All three panelists favored ChatGPT’s response. They gave it an average quality score of four and an average empathy score of 4.67. They rated the doctor’s response 3.33 for quality and 2.33 for empathy.
Good or very good quality responses were 3.6 times higher for the chatbot than for doctors and empathic responses were 9.8 times higher.
Professor James Davenport, Hebron and Medlock Professor of Information Technology, University of Bath, UK, said: ‘Both here and across the database, the ChatGPT responses were on average four times as long as the doctors’.

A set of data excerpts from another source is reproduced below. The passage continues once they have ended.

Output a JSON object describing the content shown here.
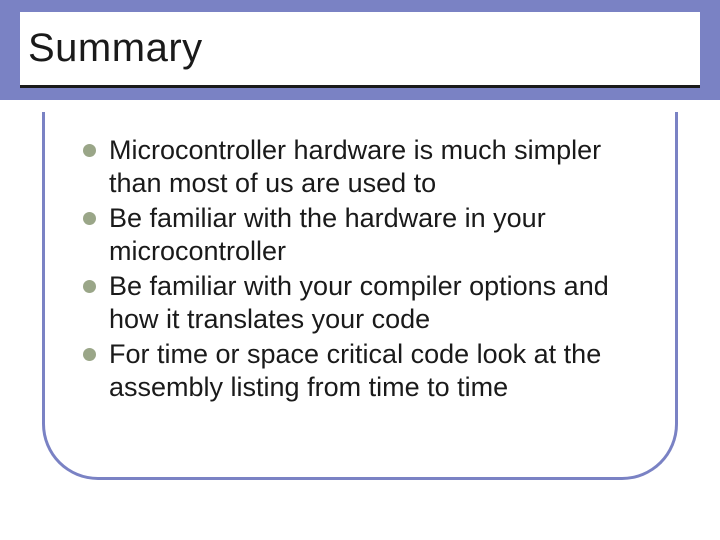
{
  "slide": {
    "title": "Summary",
    "bullets": [
      "Microcontroller hardware is much simpler than most of us are used to",
      "Be familiar with the hardware in your microcontroller",
      "Be familiar with your compiler options and how it translates your code",
      "For time or space critical code look at the assembly listing from time to time"
    ]
  }
}
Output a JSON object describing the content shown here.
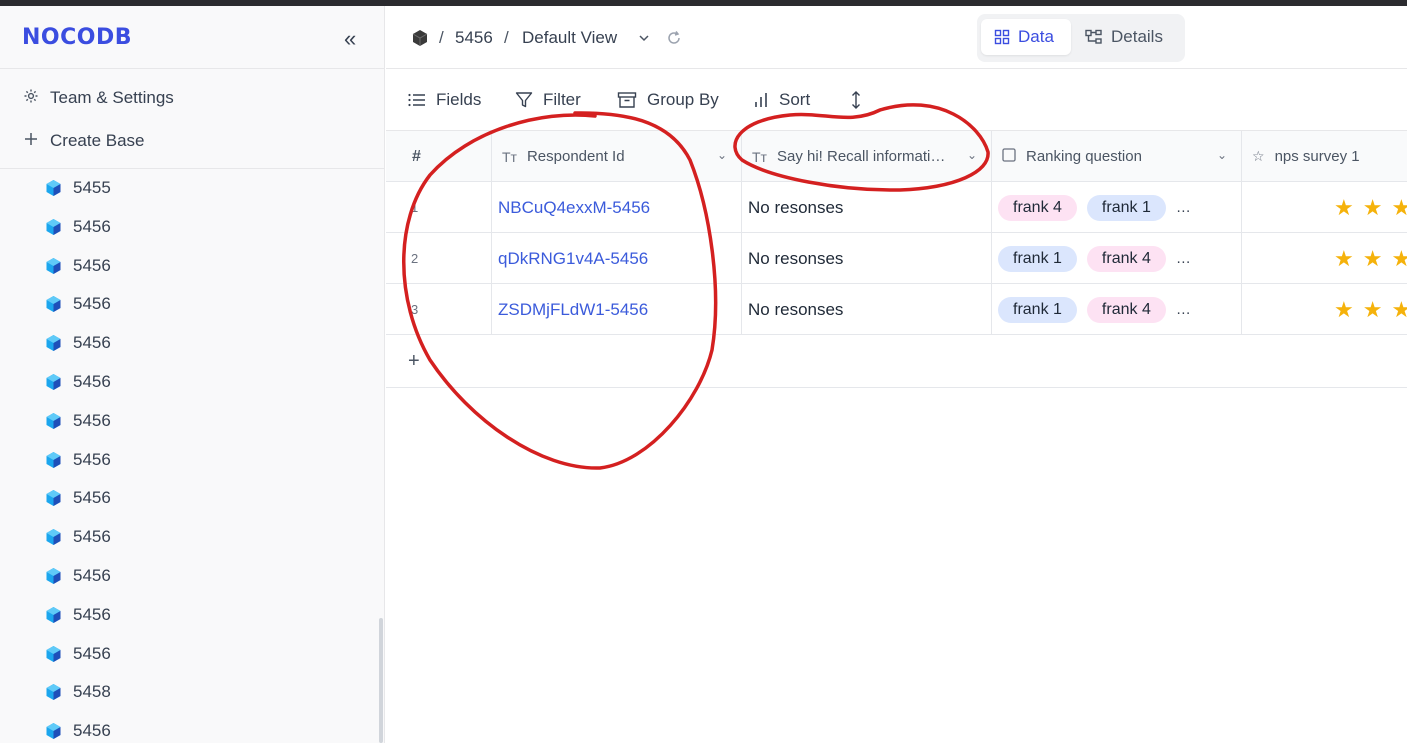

“It is alleged that the raters (all doctors) got the two answers blind, not knowing which was the doctor and which was the ChatGPT. This was probably formally true, but length and style certainly made it clear in practice.
“At least in the six (sample exchanges) given, the doctors made no attempt to be empathetic, knowing their answers were public, while ChatGPT is focused on a 1:1 conversation. So, in terms of empathy, this is far from a level comparison. This could have been more explicit.’
He added: ‘The paper is not saying that ChatGPT can replace doctors, but is rightly calling for further research into whether and how ChatGPT can help doctors generate responses.
“As it points out, “teams of clinicians often rely on canned responses,” and a stochastic parrot like ChatGPT has a much wider range of responses than even the largest library of canned responses.”